EFFECT OF MICROSTRUCTURE, INCLUSION MORPHOLOGY AND COMPOSITION ON THE HYDROGEN-INDUCED HAZ CRACKING SUSCEPTIBILITY OF CAST AND WROUGHT CARBON-MANGANESE-SILICON STEELS (WELDABILITY, COLD, DELAYED)

The research program was undertaken to provide both basic and pragmatic information on the hydrogen-induced cracking (HIC) susceptibilities of cast steels and to compare their behavior with that of equivalent wrought steels. The work was extended into determinations of the effect of inclusion morphology, deoxidation practice, residual elements and the effect of very low sulfur contents (0.001%S) in wrought steels.;The results of the baseline underbead cracking tests indicate that the susceptibility to HIC of cast and normalized C-Mn-Si and 8630 steels can be related to composition using a carbon equivalent formula of the type, C.E. = %C + %Mn/6 + %Si/24 + %Cr/12 + %Mo/10. Wrought C-Mn-Si steels when test welded in the rolling direction were found to be more susceptible to HIC when compared to cast steels of equivalent composition (C.E.). The greater susceptibility of wrought steels when tested in the rolling direction is related to the presence of elongated sulfide inclusions which act as more potent sites for the initiation of HIC compared to the globular inclusions in cast steels. In addition, banding (ingotism) in wrought steels presents a continuous path for crack propagation.
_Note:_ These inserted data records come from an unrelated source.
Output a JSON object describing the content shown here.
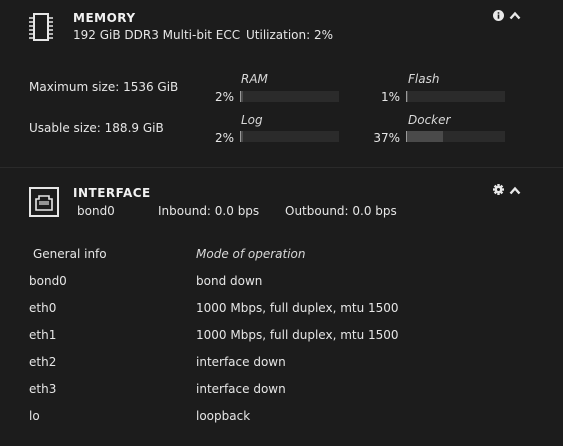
{
  "memory": {
    "title": "MEMORY",
    "description": "192 GiB DDR3 Multi-bit ECC",
    "utilization": "Utilization: 2%",
    "max_size": "Maximum size: 1536 GiB",
    "usable_size": "Usable size: 188.9 GiB",
    "usage": [
      {
        "label": "RAM",
        "percent_text": "2%",
        "percent": 2
      },
      {
        "label": "Flash",
        "percent_text": "1%",
        "percent": 1
      },
      {
        "label": "Log",
        "percent_text": "2%",
        "percent": 2
      },
      {
        "label": "Docker",
        "percent_text": "37%",
        "percent": 37
      }
    ]
  },
  "interface": {
    "title": "INTERFACE",
    "name": "bond0",
    "inbound": "Inbound: 0.0 bps",
    "outbound": "Outbound: 0.0 bps",
    "table": {
      "col1": "General info",
      "col2": "Mode of operation",
      "rows": [
        {
          "name": "bond0",
          "mode": "bond down"
        },
        {
          "name": "eth0",
          "mode": "1000 Mbps, full duplex, mtu 1500"
        },
        {
          "name": "eth1",
          "mode": "1000 Mbps, full duplex, mtu 1500"
        },
        {
          "name": "eth2",
          "mode": "interface down"
        },
        {
          "name": "eth3",
          "mode": "interface down"
        },
        {
          "name": "lo",
          "mode": "loopback"
        }
      ]
    }
  },
  "icons": {
    "info": "info-icon",
    "collapse": "chevron-up-icon",
    "settings": "gear-icon",
    "memory": "memory-chip-icon",
    "ethernet": "ethernet-port-icon"
  }
}
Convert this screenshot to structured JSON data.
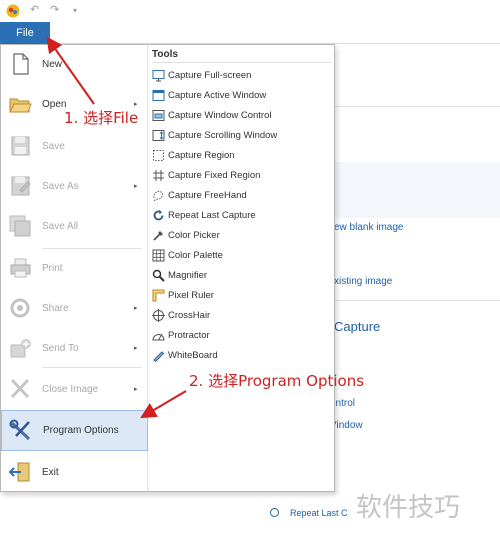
{
  "titlebar": {
    "quick_access": [
      "undo-icon",
      "redo-icon",
      "customize-icon"
    ],
    "qa_glyphs": {
      "undo": "↶",
      "redo": "↷",
      "customize": "▾"
    }
  },
  "ribbon": {
    "file_tab": "File"
  },
  "menu": {
    "items": [
      {
        "name": "new",
        "label": "New",
        "icon": "new-document-icon",
        "enabled": true,
        "submenu": false
      },
      {
        "name": "open",
        "label": "Open",
        "icon": "open-folder-icon",
        "enabled": true,
        "submenu": true
      },
      {
        "name": "save",
        "label": "Save",
        "icon": "save-icon",
        "enabled": false,
        "submenu": false
      },
      {
        "name": "save-as",
        "label": "Save As",
        "icon": "save-as-icon",
        "enabled": false,
        "submenu": true
      },
      {
        "name": "save-all",
        "label": "Save All",
        "icon": "save-all-icon",
        "enabled": false,
        "submenu": false
      },
      {
        "name": "print",
        "label": "Print",
        "icon": "printer-icon",
        "enabled": false,
        "submenu": false
      },
      {
        "name": "share",
        "label": "Share",
        "icon": "share-icon",
        "enabled": false,
        "submenu": true
      },
      {
        "name": "send-to",
        "label": "Send To",
        "icon": "send-to-icon",
        "enabled": false,
        "submenu": true
      },
      {
        "name": "close-image",
        "label": "Close Image",
        "icon": "close-icon",
        "enabled": false,
        "submenu": true
      },
      {
        "name": "program-options",
        "label": "Program Options",
        "icon": "wrench-screwdriver-icon",
        "enabled": true,
        "submenu": false
      },
      {
        "name": "exit",
        "label": "Exit",
        "icon": "exit-icon",
        "enabled": true,
        "submenu": false
      }
    ],
    "submenu_arrow": "▸",
    "highlighted": "program-options"
  },
  "tools": {
    "heading": "Tools",
    "items": [
      {
        "label": "Capture Full-screen",
        "icon": "monitor-icon"
      },
      {
        "label": "Capture Active Window",
        "icon": "active-window-icon"
      },
      {
        "label": "Capture Window Control",
        "icon": "window-control-icon"
      },
      {
        "label": "Capture Scrolling Window",
        "icon": "scrolling-window-icon"
      },
      {
        "label": "Capture Region",
        "icon": "region-icon"
      },
      {
        "label": "Capture Fixed Region",
        "icon": "fixed-region-icon"
      },
      {
        "label": "Capture FreeHand",
        "icon": "freehand-icon"
      },
      {
        "label": "Repeat Last Capture",
        "icon": "repeat-icon"
      },
      {
        "label": "Color Picker",
        "icon": "eyedropper-icon"
      },
      {
        "label": "Color Palette",
        "icon": "palette-grid-icon"
      },
      {
        "label": "Magnifier",
        "icon": "magnifier-icon"
      },
      {
        "label": "Pixel Ruler",
        "icon": "ruler-icon"
      },
      {
        "label": "CrossHair",
        "icon": "crosshair-icon"
      },
      {
        "label": "Protractor",
        "icon": "protractor-icon"
      },
      {
        "label": "WhiteBoard",
        "icon": "pen-icon"
      }
    ]
  },
  "background": {
    "link_new_blank": "ew blank image",
    "link_existing": "xisting image",
    "section_title": "Capture",
    "link_control": "ontrol",
    "link_window": "Vindow",
    "link_repeat_last": "Repeat Last C"
  },
  "annotations": {
    "step1": "1. 选择File",
    "step2": "2. 选择Program Options",
    "color": "#d21f1f"
  },
  "watermark": "软件技巧",
  "colors": {
    "file_tab": "#2b6fb5",
    "link": "#1f5fa6",
    "highlight": "#dce8f5"
  }
}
When the wrought steels were tested with the weld normal to the rolling direction, the susceptibility to HIC of cast and equivalent wrought steels was similar.;For cast steels, Type II inclusions (eutectic sulfides) located on primary solidification boundaries were found to exacerbate susceptibility to HIC. Increasing the extent of deoxidation which leads to the formation of Type III inclusions (angular sulfides) in preference to Type II's, was found to decrease HIC susceptibility in cast steels.;Trapping of hydrogen at inclusion/matrix interfaces leading to the accumulation of hydrogen sufficient to initiate and propagate a crack is suggested as the primary mechanism of HIC. Fracture morphologies observed in hydrogen-embrittled HAZ's are explained using the mechanism in concert with Beachem's model of hydrogen-assisted cracking. The observance of a predominantly intergranular mode of HIC in low sulfur steels is explained using the above model.;The tests included the self restraint rapidly cooled HAZ; Battelle Underbead Cracking Test, the applied restraint; Implant Test and a composition/hydrogen method; the UT-Modified Hydrogen Sensitivity Test.